For most families, I think the reality is summed up in the opening montage of Cleveland sitting on his butt all weekend watching sports and drinking while Donna cooked, cleaned and corralled the kids. Cleveland proved more than capable of managing the tasks, but he was even better at convincing Donna that her self-identity was tied up in those things.
It's an eerie reflection of the roles many take in our lives, but I don't think it's because men are as devious and malicious as Cleveland. First of all, we'd have to do all that work for awhile to convince the women that they should be doing it, and it looks hard. Plus, the game's on.
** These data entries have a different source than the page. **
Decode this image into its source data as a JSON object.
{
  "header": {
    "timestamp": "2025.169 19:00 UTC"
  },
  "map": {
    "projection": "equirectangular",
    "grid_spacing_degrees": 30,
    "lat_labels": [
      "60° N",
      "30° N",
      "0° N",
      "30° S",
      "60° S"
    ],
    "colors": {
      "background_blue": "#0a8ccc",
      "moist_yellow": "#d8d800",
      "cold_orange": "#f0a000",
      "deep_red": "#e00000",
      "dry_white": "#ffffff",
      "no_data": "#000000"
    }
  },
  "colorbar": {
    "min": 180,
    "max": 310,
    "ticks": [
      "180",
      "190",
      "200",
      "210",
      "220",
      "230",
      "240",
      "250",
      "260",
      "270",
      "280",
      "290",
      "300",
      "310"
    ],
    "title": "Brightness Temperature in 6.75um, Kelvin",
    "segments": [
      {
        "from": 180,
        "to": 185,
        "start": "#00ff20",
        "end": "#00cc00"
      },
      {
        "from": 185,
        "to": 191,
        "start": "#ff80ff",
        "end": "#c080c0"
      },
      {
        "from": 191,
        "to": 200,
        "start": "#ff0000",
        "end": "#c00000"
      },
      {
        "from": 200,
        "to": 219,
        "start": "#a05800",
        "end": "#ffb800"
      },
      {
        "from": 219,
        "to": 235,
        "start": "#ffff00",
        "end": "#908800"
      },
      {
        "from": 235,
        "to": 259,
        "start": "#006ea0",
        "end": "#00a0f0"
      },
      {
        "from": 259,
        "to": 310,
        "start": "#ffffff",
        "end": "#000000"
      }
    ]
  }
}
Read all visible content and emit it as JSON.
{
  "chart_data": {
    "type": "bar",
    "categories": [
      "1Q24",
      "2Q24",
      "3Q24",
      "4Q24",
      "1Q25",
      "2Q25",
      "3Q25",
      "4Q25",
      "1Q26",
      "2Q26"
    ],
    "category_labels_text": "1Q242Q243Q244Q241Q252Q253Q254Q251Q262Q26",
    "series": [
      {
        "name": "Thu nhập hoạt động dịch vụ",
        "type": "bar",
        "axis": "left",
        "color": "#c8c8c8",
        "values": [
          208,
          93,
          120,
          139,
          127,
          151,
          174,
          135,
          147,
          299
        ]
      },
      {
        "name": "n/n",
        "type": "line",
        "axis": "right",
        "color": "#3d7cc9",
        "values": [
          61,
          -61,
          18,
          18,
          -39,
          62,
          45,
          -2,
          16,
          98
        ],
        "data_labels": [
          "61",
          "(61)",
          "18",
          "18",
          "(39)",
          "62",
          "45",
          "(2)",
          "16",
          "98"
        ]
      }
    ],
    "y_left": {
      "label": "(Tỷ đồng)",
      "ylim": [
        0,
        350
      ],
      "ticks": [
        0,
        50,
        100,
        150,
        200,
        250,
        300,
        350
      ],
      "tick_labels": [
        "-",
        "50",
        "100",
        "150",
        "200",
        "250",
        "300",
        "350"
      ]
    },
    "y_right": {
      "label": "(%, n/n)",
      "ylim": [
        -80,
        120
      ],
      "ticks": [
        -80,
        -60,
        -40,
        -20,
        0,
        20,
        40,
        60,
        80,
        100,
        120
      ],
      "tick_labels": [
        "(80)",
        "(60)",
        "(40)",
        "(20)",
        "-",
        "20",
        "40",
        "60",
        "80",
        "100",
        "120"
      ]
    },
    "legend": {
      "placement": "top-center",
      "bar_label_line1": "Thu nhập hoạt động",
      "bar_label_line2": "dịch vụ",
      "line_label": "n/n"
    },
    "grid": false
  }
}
The holiday episode took on a much sweeter tone, as the main story involved Rallo and an elderly Jewish man at a retirement home becoming friends despite their passive racism of one another's people. It briefly touched on the subject of quality of life vs. quantity of years, which we struggle with in this country, but it was more of a simple reminder that the issue is out there, and not a direct tackling of it as MacFarlane has done for other hot-button topics.
Instead, he spent the other side of the episode exploring what a jerk Cleveland's parents are to him, and apparently have been for years. His weak and whiny tendencies come from years of literally having to fight his father, and lose, in an attempt to get presents, and being presumed a homosexual because he didn't fit their ideal of what a man was. I wonder if his dad would have been proud of how his son pulled one over on Donna in the next episode.
With all the old people tottering around, MacFarlane did get a dig in on CBS by declaring that the elderly are our most precious resource, followed by a declaration that we were watching CBS. They also managed to get in a dig at 'True Blood' as well, with Donna calling it some gay guy's nightmare. All in all, it was good to see both shows back in form after a disappointing outing last weekend.
'The Cleveland Show,' 'Family Guy' and 'American Dad' air Sundays, from 8:30PM ET on FOX.